A female lobbyist had been turning up with him at fund-raisers, visiting his offices and accompanying him on a client’s corporate jet. Convinced the relationship had become romantic, some of his top advisers intervened to protect the candidate from himself — instructing staff members to block the woman’s access, privately warning her away and repeatedly confronting him, several people involved in the campaign said on the condition of anonymity.
When news organizations reported that Mr. McCain had written letters to government regulators on behalf of the lobbyist’s client, the former campaign associates said, some aides feared for a time that attention would fall on her involvement.
Mr. McCain, 71, and the lobbyist, Vicki Iseman, 40, both say they never had a romantic relationship. But to his advisers, even the appearance of a close bond with a lobbyist whose clients often had business before the Senate committee Mr. McCain led threatened the story of redemption and rectitude that defined his political identity.
Straight talk my …
[Please click the link below for the complete article — but then please come on back!]
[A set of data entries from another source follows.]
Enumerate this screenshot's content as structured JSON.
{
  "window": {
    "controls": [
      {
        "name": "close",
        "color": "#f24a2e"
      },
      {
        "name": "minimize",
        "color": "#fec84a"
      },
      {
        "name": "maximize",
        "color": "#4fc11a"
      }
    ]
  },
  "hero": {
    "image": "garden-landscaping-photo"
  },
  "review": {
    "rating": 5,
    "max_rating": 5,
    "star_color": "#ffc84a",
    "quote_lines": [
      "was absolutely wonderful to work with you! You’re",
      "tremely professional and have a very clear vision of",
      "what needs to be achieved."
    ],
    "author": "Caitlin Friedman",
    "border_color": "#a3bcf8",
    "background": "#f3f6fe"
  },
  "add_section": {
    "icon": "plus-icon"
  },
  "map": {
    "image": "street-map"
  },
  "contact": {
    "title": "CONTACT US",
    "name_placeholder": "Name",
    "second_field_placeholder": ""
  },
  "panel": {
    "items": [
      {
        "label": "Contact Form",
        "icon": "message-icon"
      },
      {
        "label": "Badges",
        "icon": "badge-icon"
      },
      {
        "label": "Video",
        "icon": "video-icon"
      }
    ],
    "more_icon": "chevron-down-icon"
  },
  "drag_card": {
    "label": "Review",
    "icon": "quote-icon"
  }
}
For McCain, Self-Confidence on Ethics Poses Its Own Risk – New York Times
I respect the man as a decorated war hero and courageous POW beyond measure.
As a politician, however, regardless of his “straight” talk, McCain’s actions, according to the Times’ writers, don’t match up.
All politicians have baggage. They don’t get to high office (or even dog catcher) without donations from people who expect that their contributions are not altruistic in the slightest.
Republicans specialize in McCain’s kind of lobbyist related baggage, which I imagine most of the country feels is preferable to the kind manifesting itself in men’s rooms and with Congressional pages.
We’ve talked of Ms. Clinton’s baggage.
Mr. Obama, in national politics for a much shorter time, has a smaller briefcase, but baggage all the same.
Baggage comes with the territory.
No wonder so many have been so apathetic about politics as practiced in this country. Especially young people, who have seen it all on CNN and Fox News and have turned away with disgust.
No wonder there’s been such enthusiasm for those candidates and potential candidates who are viewed as outside mainstream politics.
But even the Huckabees and Ron Pauls of this election season come with baggage; they didn’t get invented yesterday, after all.
It’s why this nanocorner of the ‘Sphere© has been so intrigued by Michael Bloomberg. As a self-made billionaire, Bloomberg is by definition impervious to lobbyists and other special interests.
Of course he comes with baggage too. His name, after all, isn’t Blair.
Well, that’s all I’ve got tonight. Read the NYTimes story, all six writers’ worth, and remember that the inspiringly heroic John McCain of the Vietnam era has grown into an entirely conventional politician. With baggage.